Institute for Applied Physics, Italian National Research Council Via Madonna del Piano 10, 50019, Sesto Fiorentino, Firenze, Italy

f.gabbanini@ifac.cnr.it

1 Introduction

An architecture was described Burzagli et al. (2010) that can serve as a basis for the design of a Collective Knowledge Management System. The system can be used to exploit the strengths of collective intelligence and merge the gap that exists among two expressions of web intelligence, i.e., the Semantic Web and Web 2.0. In the architecture, a key component is represented by the Ontology Evolution Manager, made up with an Annotation Engine and a

Feed Adapter, which is able to interpret textual contributions that represent human intelligence

(such as posts on social networking tools), using automatic learning techniques, and to insert knowledge contained therein in a structure described by an ontology.

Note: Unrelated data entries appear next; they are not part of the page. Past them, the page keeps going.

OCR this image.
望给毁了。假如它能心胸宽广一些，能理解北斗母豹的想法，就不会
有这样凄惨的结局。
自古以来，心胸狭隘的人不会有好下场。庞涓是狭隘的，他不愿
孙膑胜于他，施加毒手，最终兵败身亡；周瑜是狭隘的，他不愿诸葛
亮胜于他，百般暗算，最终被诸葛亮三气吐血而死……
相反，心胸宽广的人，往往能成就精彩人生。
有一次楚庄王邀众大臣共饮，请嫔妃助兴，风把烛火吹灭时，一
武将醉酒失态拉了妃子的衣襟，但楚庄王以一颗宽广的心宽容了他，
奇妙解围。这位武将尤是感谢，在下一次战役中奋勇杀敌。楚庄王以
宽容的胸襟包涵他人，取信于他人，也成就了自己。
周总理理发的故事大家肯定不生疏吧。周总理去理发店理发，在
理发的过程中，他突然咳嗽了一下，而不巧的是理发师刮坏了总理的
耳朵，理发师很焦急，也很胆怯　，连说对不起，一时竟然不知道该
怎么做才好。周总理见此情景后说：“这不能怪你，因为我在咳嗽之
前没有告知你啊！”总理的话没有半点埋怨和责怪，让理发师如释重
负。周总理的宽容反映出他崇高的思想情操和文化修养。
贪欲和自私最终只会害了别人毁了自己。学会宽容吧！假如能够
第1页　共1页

This opens up interesting scenarios for the collective knowledge management system, which could be used to provide up to date information that describes a given domain of interest, to automatically augment it, thus coping with information evolution and to make information available for browsing and searching by an ontology driven engine.

This report describes a Java based implementation of the Ontology Evolution Manager within the above outlined architecture.

2 Specification of building blocks

The Ontology Evolution Manager (sketched in Figure 1) is designed to take corpora of textual documents as input, produce a series of RDF statements and use them to enrich an ontology. In order to achieve these aims, main issues that have to be faced for its implementation consist in:

1. extracting machine readable knowledge from text;

2. transform extracted information in a form that is suitable for insertion into an ontology.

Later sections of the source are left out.